LONDON, May 26. /TASS/. The move by the British House of Commons to recognize the Holodomor as an act of genocide against the Ukrainian people is all politics, the Russian embassy in London said in a statement.

"We have duly noted yet another distasteful step taken on May 25 by the House of Commons of the UK Parliament in its anti-Russian frenzy. British MPs seem to be going out of their way to gratify the Kiev regime. This time, they dusted off the topic of the collective Soviet tragedy of the famine of the 1930s, which the admirers of Stepan Bandera and Roman Shukhevych, who have seized power in Kiev, have been trying to opportunistically ‘privatize’ for many years. The objective of the approved motion on the ‘holodomor’ is self-explanatory - to attempt to desecrate the common memory of Russian and Ukrainian peoples and pull them apart. This is an exclusively political step that has no bearing on historical facts," the statement reads.
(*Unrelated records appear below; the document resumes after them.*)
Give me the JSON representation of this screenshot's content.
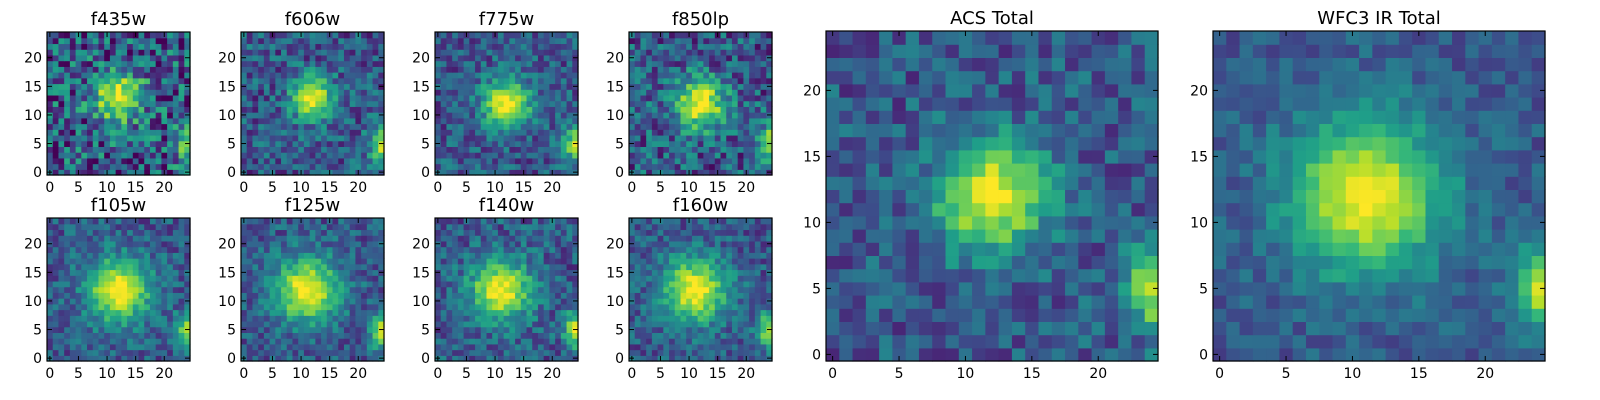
{
  "panels": [
    {
      "title": "f435w",
      "xticks": [
        "0",
        "5",
        "10",
        "15",
        "20"
      ],
      "yticks": [
        "0",
        "5",
        "10",
        "15",
        "20"
      ],
      "peak": [
        12,
        13
      ],
      "spread": 3.0,
      "noise": 0.34,
      "edge_source": true
    },
    {
      "title": "f606w",
      "xticks": [
        "0",
        "5",
        "10",
        "15",
        "20"
      ],
      "yticks": [
        "0",
        "5",
        "10",
        "15",
        "20"
      ],
      "peak": [
        12,
        13
      ],
      "spread": 2.6,
      "noise": 0.22,
      "edge_source": true
    },
    {
      "title": "f775w",
      "xticks": [
        "0",
        "5",
        "10",
        "15",
        "20"
      ],
      "yticks": [
        "0",
        "5",
        "10",
        "15",
        "20"
      ],
      "peak": [
        12,
        12
      ],
      "spread": 3.0,
      "noise": 0.2,
      "edge_source": true
    },
    {
      "title": "f850lp",
      "xticks": [
        "0",
        "5",
        "10",
        "15",
        "20"
      ],
      "yticks": [
        "0",
        "5",
        "10",
        "15",
        "20"
      ],
      "peak": [
        12,
        12
      ],
      "spread": 3.2,
      "noise": 0.26,
      "edge_source": true
    },
    {
      "title": "f105w",
      "xticks": [
        "0",
        "5",
        "10",
        "15",
        "20"
      ],
      "yticks": [
        "0",
        "5",
        "10",
        "15",
        "20"
      ],
      "peak": [
        12,
        12
      ],
      "spread": 4.0,
      "noise": 0.18,
      "edge_source": true
    },
    {
      "title": "f125w",
      "xticks": [
        "0",
        "5",
        "10",
        "15",
        "20"
      ],
      "yticks": [
        "0",
        "5",
        "10",
        "15",
        "20"
      ],
      "peak": [
        11,
        12
      ],
      "spread": 4.0,
      "noise": 0.18,
      "edge_source": true
    },
    {
      "title": "f140w",
      "xticks": [
        "0",
        "5",
        "10",
        "15",
        "20"
      ],
      "yticks": [
        "0",
        "5",
        "10",
        "15",
        "20"
      ],
      "peak": [
        11,
        12
      ],
      "spread": 3.8,
      "noise": 0.2,
      "edge_source": true
    },
    {
      "title": "f160w",
      "xticks": [
        "0",
        "5",
        "10",
        "15",
        "20"
      ],
      "yticks": [
        "0",
        "5",
        "10",
        "15",
        "20"
      ],
      "peak": [
        11,
        12
      ],
      "spread": 4.0,
      "noise": 0.18,
      "edge_source": true
    },
    {
      "title": "ACS Total",
      "xticks": [
        "0",
        "5",
        "10",
        "15",
        "20"
      ],
      "yticks": [
        "0",
        "5",
        "10",
        "15",
        "20"
      ],
      "peak": [
        12,
        12
      ],
      "spread": 3.0,
      "noise": 0.18,
      "edge_source": true
    },
    {
      "title": "WFC3 IR Total",
      "xticks": [
        "0",
        "5",
        "10",
        "15",
        "20"
      ],
      "yticks": [
        "0",
        "5",
        "10",
        "15",
        "20"
      ],
      "peak": [
        11,
        12
      ],
      "spread": 4.2,
      "noise": 0.12,
      "edge_source": true
    }
  ],
  "grid_size": 25,
  "colormap": [
    "#440154",
    "#482878",
    "#3e4989",
    "#31688e",
    "#26828e",
    "#1f9e89",
    "#35b779",
    "#6ece58",
    "#b5de2b",
    "#fde725"
  ]
}
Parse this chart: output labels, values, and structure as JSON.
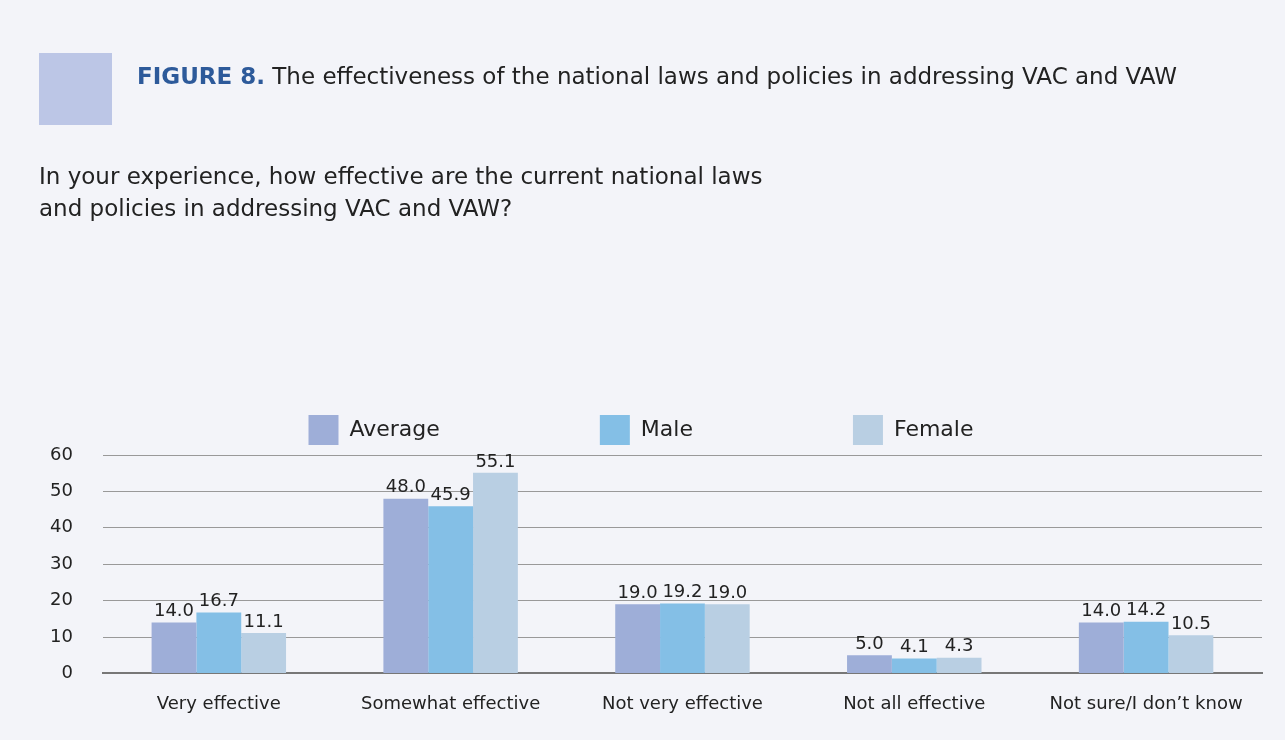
{
  "chart_data": {
    "type": "bar",
    "title": "FIGURE 8. The effectiveness of the national laws and policies in addressing VAC and VAW",
    "subtitle": "In your experience, how effective are the current national laws\nand policies in addressing VAC and VAW?",
    "categories": [
      "Very effective",
      "Somewhat effective",
      "Not very effective",
      "Not all effective",
      "Not sure/I don’t know"
    ],
    "series": [
      {
        "name": "Average",
        "color": "#9eaed8",
        "values": [
          14.0,
          48.0,
          19.0,
          5.0,
          14.0
        ],
        "value_labels": [
          "14.0",
          "48.0",
          "19.0",
          "5.0",
          "14.0"
        ]
      },
      {
        "name": "Male",
        "color": "#84bfe6",
        "values": [
          16.7,
          45.9,
          19.2,
          4.1,
          14.2
        ],
        "value_labels": [
          "16.7",
          "45.9",
          "19.2",
          "4.1",
          "14.2"
        ]
      },
      {
        "name": "Female",
        "color": "#b9cfe3",
        "values": [
          11.1,
          55.1,
          19.0,
          4.3,
          10.5
        ],
        "value_labels": [
          "11.1",
          "55.1",
          "19.0",
          "4.3",
          "10.5"
        ]
      }
    ],
    "ylim": [
      0,
      60
    ],
    "yticks": [
      0,
      10,
      20,
      30,
      40,
      50,
      60
    ],
    "grid": "y",
    "legend": "top"
  }
}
"Meanwhile, London seems to be less than enthusiastic about giving a fair assessment to similar tragedies that took place in the different parts of the British Empire," the embassy added.

Earlier on Thursday, the House of Commons approved a motion by member of the ruling Conservative Party Pauline Latham to recognize the Holodomor as an act of genocide against Ukrainians. Only about two dozen parliament members took part in the vote. Parliamentary Under Secretary of State at the British Foreign Office Leo Docherty, who was present during discussions of the document that is not legally binding, stated that the British government would not recognize the mass famine of the early 1930s as the genocide of Ukrainians because the issue falls under the authority of the judicial authorities.

A large-scale famine broke out in the Soviet Union in the early 1930s, affecting not only Ukraine but also Belarus, the North Caucasus, the Volga Region, the Southern Urals, Western Siberia and Kazakhstan and causing considerable loss of life (between two mln and eight mln people, according to various estimates). In 2006, under President Viktor Yushchenko, Ukraine’s Verkhovna Rada (parliament) passed a law establishing the concept of the Holodomor as the genocide of Ukrainians.